Black seeds are tiny and hairy, being no more than 3mm in length. The seeds originate from the common fennel flower plant (Nigella sativa) of the buttercup (Ranunculaceae) family.  Nigella sativa is sometimes mistakenly confused with the fennel herb plant (Foeniculum vulgare).

The plant has finely divided foliage and pale bluish purple or white flowers. The flowers grow terminally on its branches while the leaves grow opposite each other in pairs, on either side of the stem. Its lower leaves are small and petiole, and the upper leaves are long (6-10cm). The stalk of the plant reaches a height of twelve (12) to eighteen (18) inches as its fruit, the black seed, matures.

Nigella sativa reproduces with itself and forms a fruit capsule which consists of many white triagonal seeds. Once the fruit capsule has matured, it opens up and the seeds contained within are exposed to the air, becoming black in color (black seeds).


Nigella sativa has a long history of healing. For thousands of years, the seed and its oil have been used for health conditions ranging from asthma and allergies to wounds and worms. 

Black seed has been traditionally and successfully used for thousands of years in the Middle and Far East countries to treat ailments including:

Bronchial Asthma and Bronchitis.

Rheumatism, Rheumatoid Arthritis, and various other inflammatory diseases.

Treat digestive disturbances, and fight parasitic infestation. 

Support the body's immune system.

Increase milk production in nursing mothers.

The many nutritional and healing properties contained in the seed can help build the body's immune system over time, supplying it with the optimum resources it needs to help prevent and fight illness. 

In ancient Egyptian society, the rich golden oil pressed from the Black (Cumin) Seed was named "Pharaoh's Oil." Black cumin seeds were popular among the Egyptian pharaohs and were even found in King Tutankhamun's tomb. The people in this civilization used this oil externally to nourish the skin and hair. The pharaoh's personal physician is said to have carried around a bowl of Black Seeds to aid digestion.                          

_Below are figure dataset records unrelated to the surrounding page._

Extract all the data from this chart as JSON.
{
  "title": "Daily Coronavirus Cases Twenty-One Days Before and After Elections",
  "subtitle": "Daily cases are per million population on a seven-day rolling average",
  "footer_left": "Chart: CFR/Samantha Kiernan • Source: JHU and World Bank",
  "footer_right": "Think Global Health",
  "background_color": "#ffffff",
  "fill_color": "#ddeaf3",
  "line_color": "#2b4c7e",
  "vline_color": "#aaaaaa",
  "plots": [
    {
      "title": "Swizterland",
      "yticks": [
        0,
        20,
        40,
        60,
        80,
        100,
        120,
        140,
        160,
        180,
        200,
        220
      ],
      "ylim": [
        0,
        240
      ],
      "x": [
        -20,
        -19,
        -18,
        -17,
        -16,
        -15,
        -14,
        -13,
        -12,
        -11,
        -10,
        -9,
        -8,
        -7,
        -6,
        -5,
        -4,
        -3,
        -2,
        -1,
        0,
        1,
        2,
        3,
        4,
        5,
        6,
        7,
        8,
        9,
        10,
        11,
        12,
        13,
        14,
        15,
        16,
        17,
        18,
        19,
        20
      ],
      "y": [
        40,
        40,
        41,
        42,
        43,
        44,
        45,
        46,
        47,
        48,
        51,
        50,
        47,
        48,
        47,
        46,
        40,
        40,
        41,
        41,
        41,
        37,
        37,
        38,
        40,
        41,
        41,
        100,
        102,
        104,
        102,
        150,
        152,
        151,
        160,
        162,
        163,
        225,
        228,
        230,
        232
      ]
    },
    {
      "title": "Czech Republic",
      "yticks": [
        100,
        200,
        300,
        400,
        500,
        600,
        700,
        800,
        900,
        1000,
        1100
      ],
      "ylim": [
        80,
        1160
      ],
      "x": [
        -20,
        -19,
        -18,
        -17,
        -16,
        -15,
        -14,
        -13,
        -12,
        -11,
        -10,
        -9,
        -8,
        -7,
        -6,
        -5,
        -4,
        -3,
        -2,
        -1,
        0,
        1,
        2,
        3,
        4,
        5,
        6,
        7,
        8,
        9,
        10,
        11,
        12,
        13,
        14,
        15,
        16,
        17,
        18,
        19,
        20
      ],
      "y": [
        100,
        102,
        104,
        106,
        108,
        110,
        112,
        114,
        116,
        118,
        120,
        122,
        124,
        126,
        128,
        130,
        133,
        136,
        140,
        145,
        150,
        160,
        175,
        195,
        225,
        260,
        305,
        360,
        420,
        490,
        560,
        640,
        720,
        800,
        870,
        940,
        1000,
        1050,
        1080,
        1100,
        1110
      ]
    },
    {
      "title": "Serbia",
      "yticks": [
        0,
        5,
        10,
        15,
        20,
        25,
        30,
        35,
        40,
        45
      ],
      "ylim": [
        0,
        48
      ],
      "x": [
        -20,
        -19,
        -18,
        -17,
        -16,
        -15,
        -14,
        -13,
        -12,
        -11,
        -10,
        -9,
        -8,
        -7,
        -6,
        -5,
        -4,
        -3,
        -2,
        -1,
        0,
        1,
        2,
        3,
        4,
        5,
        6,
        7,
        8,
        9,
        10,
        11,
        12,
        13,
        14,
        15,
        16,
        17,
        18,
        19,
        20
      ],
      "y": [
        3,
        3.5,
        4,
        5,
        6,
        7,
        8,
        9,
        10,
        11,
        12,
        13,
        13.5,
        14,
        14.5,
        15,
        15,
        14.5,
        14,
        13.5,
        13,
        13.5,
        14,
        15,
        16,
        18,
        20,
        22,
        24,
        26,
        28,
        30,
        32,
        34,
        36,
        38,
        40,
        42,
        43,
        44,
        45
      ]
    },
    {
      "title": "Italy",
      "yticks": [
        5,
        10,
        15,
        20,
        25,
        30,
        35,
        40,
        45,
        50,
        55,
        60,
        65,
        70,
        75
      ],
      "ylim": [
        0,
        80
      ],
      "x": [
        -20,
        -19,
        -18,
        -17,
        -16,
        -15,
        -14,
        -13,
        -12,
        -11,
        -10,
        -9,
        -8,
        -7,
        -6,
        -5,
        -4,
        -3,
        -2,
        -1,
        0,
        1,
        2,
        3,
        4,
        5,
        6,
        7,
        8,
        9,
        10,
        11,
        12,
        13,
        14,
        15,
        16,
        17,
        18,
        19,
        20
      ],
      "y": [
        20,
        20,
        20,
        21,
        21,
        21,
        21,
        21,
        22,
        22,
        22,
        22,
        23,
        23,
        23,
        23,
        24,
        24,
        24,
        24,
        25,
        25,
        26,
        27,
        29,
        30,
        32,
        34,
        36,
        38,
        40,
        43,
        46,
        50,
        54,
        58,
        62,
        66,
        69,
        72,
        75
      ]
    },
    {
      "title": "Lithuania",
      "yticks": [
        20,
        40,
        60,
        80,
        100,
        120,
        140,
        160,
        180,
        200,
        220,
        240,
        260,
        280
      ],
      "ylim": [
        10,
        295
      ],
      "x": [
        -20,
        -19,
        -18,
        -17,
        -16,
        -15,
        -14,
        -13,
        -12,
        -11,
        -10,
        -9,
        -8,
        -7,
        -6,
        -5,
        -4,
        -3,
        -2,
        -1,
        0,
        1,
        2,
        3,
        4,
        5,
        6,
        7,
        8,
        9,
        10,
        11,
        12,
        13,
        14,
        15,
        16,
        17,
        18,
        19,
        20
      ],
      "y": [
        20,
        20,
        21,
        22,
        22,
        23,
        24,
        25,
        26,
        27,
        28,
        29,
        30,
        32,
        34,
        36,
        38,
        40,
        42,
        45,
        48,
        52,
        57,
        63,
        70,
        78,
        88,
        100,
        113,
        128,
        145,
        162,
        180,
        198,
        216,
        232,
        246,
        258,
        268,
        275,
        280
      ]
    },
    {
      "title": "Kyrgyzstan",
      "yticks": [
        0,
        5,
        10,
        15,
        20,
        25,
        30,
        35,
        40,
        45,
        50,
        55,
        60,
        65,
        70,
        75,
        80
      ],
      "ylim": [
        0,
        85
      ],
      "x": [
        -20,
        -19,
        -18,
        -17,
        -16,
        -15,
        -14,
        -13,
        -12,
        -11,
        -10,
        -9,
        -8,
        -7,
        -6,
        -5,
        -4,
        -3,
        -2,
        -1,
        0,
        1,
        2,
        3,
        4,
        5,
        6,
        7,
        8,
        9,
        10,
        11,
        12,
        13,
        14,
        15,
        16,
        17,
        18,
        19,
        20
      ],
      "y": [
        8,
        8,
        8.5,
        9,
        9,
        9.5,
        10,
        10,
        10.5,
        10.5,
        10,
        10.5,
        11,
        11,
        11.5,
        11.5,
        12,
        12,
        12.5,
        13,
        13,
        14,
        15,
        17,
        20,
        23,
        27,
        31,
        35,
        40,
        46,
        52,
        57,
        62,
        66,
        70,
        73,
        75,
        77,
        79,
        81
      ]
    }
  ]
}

The five major components that are found in Black Seed are:

  • Nigellin and Melanthin - promotes intestinal cleansing.
  • Sterols - Supports secretion throughout the body.
  • Nigellone and Thymoquinone - These two volatile oils have anti-spasmodic and broncho-dialating properties.  Additionally, they work as an antihistamine.
  • Essential Fatty Acids - Rich in supply of polyunsaturated fatty acids. They regulate metabolism, carry toxins to the skin for elimination, balance insulin levels, regulate cholesterol, improve blood circulation and help liver functions. 
  • Prostglandin - Produces E1 that regulates hormone secretion and lowers blood pressure.